Identification of global phosphorylated proteins and their phosphorylated sites. (A) Number and distribution of phosphorylation sites of phosphorylated proteins identified. (B) The phosphorylation site distribution of serine (S), tyrosine (Y), and threonine (T). Venn diagram showing the number of common and exclusive differentially expressed phosphorylation sites (C) and proteins (D) between age groups (G1, ≤30 years old; G2, 31–35 years old; G3, 36–40 years old; G4, >40 years old).

Figure 3

The identification of DEPPs between age groups. Volcano plots showing the most significant differentially expressed proteins (FDR < 0.1 and |log2FC| = 1.5) between G1 and G4 (A), G2 and G3 (B), and G3 and G4 (C). (D) GO enrichment analysis of DEPPs between groups.
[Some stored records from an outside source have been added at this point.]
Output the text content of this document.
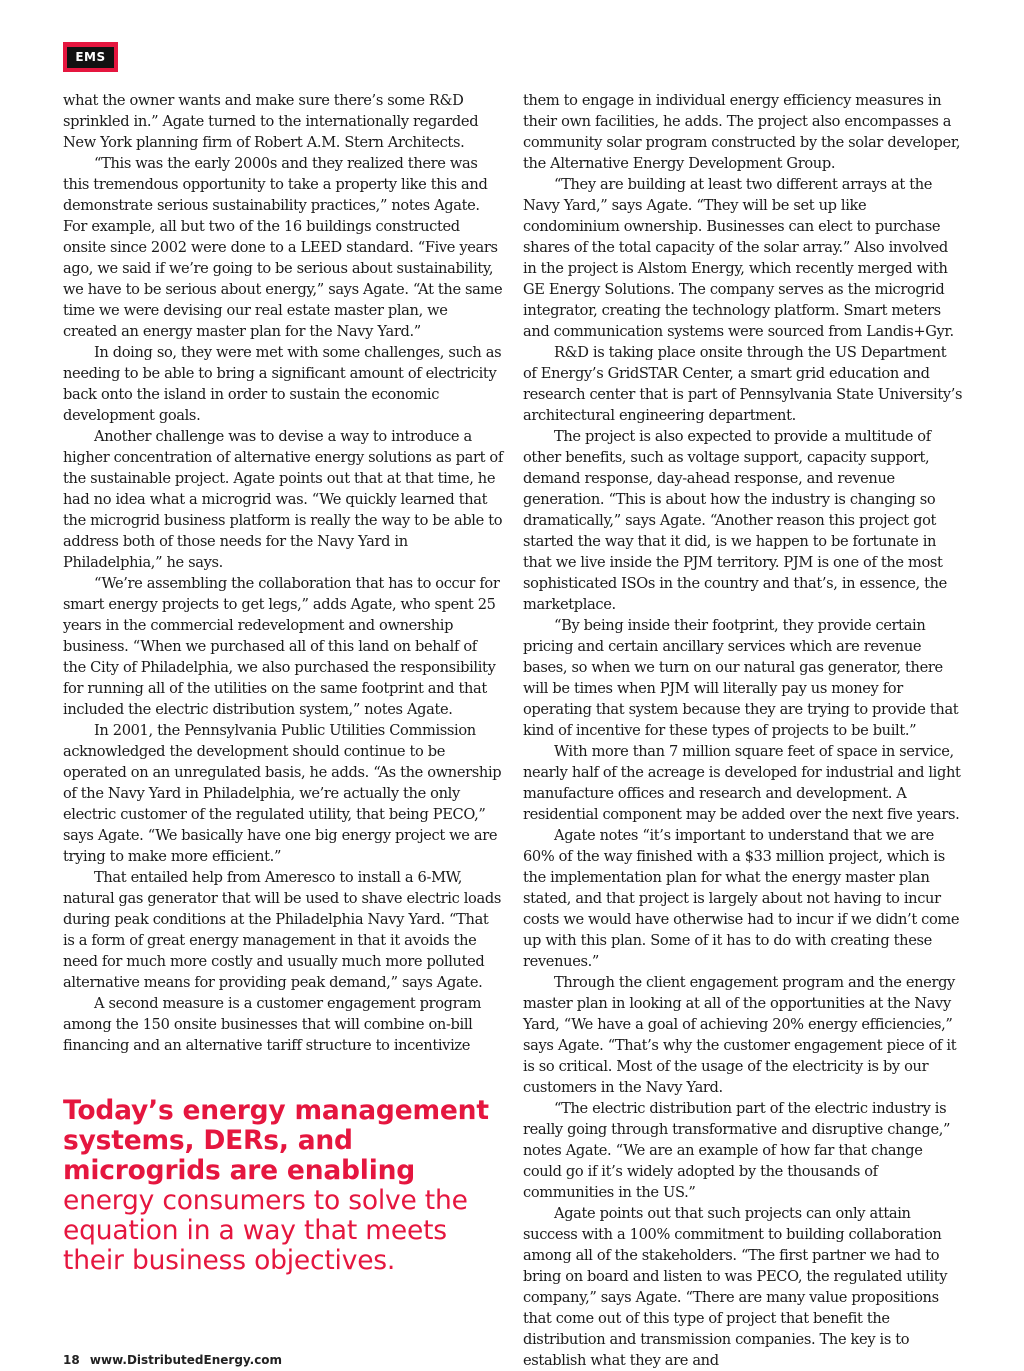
EMS

what the owner wants and make sure there’s some R&D sprinkled in.” Agate turned to the internationally regarded New York planning firm of Robert A.M. Stern Architects.

“This was the early 2000s and they realized there was this tremendous opportunity to take a property like this and demonstrate serious sustainability practices,” notes Agate. For example, all but two of the 16 buildings constructed onsite since 2002 were done to a LEED standard. “Five years ago, we said if we’re going to be serious about sustainability, we have to be serious about energy,” says Agate. “At the same time we were devising our real estate master plan, we created an energy master plan for the Navy Yard.”

In doing so, they were met with some challenges, such as needing to be able to bring a significant amount of electricity back onto the island in order to sustain the economic development goals.

Another challenge was to devise a way to introduce a higher concentration of alternative energy solutions as part of the sustainable project. Agate points out that at that time, he had no idea what a microgrid was. “We quickly learned that the microgrid business platform is really the way to be able to address both of those needs for the Navy Yard in Philadelphia,” he says.

“We’re assembling the collaboration that has to occur for smart energy projects to get legs,” adds Agate, who spent 25 years in the commercial redevelopment and ownership business. “When we purchased all of this land on behalf of the City of Philadelphia, we also purchased the responsibility for running all of the utilities on the same footprint and that included the electric distribution system,” notes Agate.

In 2001, the Pennsylvania Public Utilities Commission acknowledged the development should continue to be operated on an unregulated basis, he adds. “As the ownership of the Navy Yard in Philadelphia, we’re actually the only electric customer of the regulated utility, that being PECO,” says Agate. “We basically have one big energy project we are trying to make more efficient.”

That entailed help from Ameresco to install a 6-MW, natural gas generator that will be used to shave electric loads during peak conditions at the Philadelphia Navy Yard. “That is a form of great energy management in that it avoids the need for much more costly and usually much more polluted alternative means for providing peak demand,” says Agate.

A second measure is a customer engagement program among the 150 onsite businesses that will combine on-bill financing and an alternative tariff structure to incentivize

them to engage in individual energy efficiency measures in their own facilities, he adds. The project also encompasses a community solar program constructed by the solar developer, the Alternative Energy Development Group.

“They are building at least two different arrays at the Navy Yard,” says Agate. “They will be set up like condominium ownership. Businesses can elect to purchase shares of the total capacity of the solar array.” Also involved in the project is Alstom Energy, which recently merged with GE Energy Solutions. The company serves as the microgrid integrator, creating the technology platform. Smart meters and communication systems were sourced from Landis+Gyr.

R&D is taking place onsite through the US Department of Energy’s GridSTAR Center, a smart grid education and research center that is part of Pennsylvania State University’s architectural engineering department.

The project is also expected to provide a multitude of other benefits, such as voltage support, capacity support, demand response, day-ahead response, and revenue generation. “This is about how the industry is changing so dramatically,” says Agate. “Another reason this project got started the way that it did, is we happen to be fortunate in that we live inside the PJM territory. PJM is one of the most sophisticated ISOs in the country and that’s, in essence, the marketplace.

“By being inside their footprint, they provide certain pricing and certain ancillary services which are revenue bases, so when we turn on our natural gas generator, there will be times when PJM will literally pay us money for operating that system because they are trying to provide that kind of incentive for these types of projects to be built.”

With more than 7 million square feet of space in service, nearly half of the acreage is developed for industrial and light manufacture offices and research and development. A residential component may be added over the next five years.

Agate notes “it’s important to understand that we are 60% of the way finished with a $33 million project, which is the implementation plan for what the energy master plan stated, and that project is largely about not having to incur costs we would have otherwise had to incur if we didn’t come up with this plan. Some of it has to do with creating these revenues.”

Through the client engagement program and the energy master plan in looking at all of the opportunities at the Navy Yard, “We have a goal of achieving 20% energy efficiencies,” says Agate. “That’s why the customer engagement piece of it is so critical. Most of the usage of the electricity is by our customers in the Navy Yard.

“The electric distribution part of the electric industry is really going through transformative and disruptive change,” notes Agate. “We are an example of how far that change could go if it’s widely adopted by the thousands of communities in the US.”

Agate points out that such projects can only attain success with a 100% commitment to building collaboration among all of the stakeholders. “The first partner we had to bring on board and listen to was PECO, the regulated utility company,” says Agate. “There are many value propositions that come out of this type of project that benefit the distribution and transmission companies. The key is to establish what they are and

Today’s energy management systems, DERs, and microgrids are enabling energy consumers to solve the equation in a way that meets their business objectives.
18 www.DistributedEnergy.com
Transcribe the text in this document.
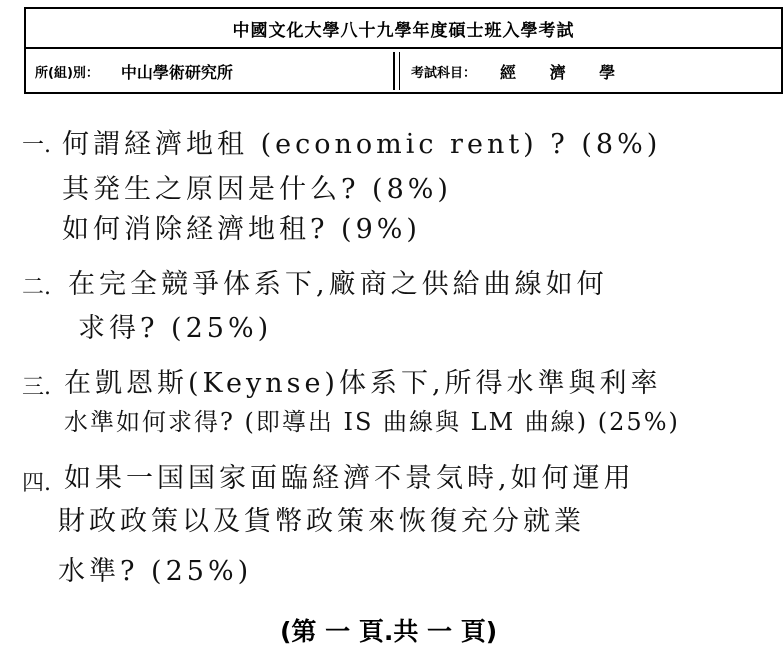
中國文化大學八十九學年度碩士班入學考試
所(組)別： 中山學術研究所	考試科目： 經 濟 學
一. 何謂経濟地租 (economic rent) ? (8%)
其発生之原因是什么? (8%)
如何消除経濟地租? (9%)
二. 在完全競爭体系下,廠商之供給曲線如何
求得? (25%)
三. 在凱恩斯(Keynse)体系下,所得水準與利率
水準如何求得? (即導出 IS 曲線與 LM 曲線) (25%)
四. 如果一国国家面臨経濟不景気時,如何運用
財政政策以及貨幣政策來恢復充分就業
水準? (25%)
(第 一 頁.共 一 頁)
The top five significant (p-value < 0.05) biological processes, molecular functions, cellular components, and pathways in each group were represented. Age groups: G1, ≤30 years old; G2, 31–35 years old; G3, 36–40 years old; G4, >40 years old.

Figure 4

Protein–protein interaction network between the 25 DEPs (square nodes) and the 60 DEPPs (round nodes) identified in G4 and their regulatory kinases (purple diamond nodes). The green and red outlines represent DEPs upregulated (n = 13) and downregulated (n = 12), respectively. Concerning the DEPPS, the green, red, and dark blue outlines stand for DEPPs with phosphorylated sites upregulated (n = 9), downregulated (n = 47), and both up- and downregulated (n = 4) in G4, respectively. The yellow, blue, and pink round nodes represent DEPs and DEPPs in G4 compared with G1, G2, and G3, respectively. The round node size represents the number of phosphorylated sites altered. All proteins are represented by gene names. Age groups: G1, ≤30 years old; G2, 31–35 years old; G3, 36–40 years old; G4, >40 years old.

Figure 5

Scatterplots displaying the relationship between age and the levels of (A) LYZL1, (B) LAMP1, (C) HSF1, (D) HSP90, (E) HSP27, and (F) p-HSP27/HSP27. Ponceau S was used as the protein-loading control (n = 48).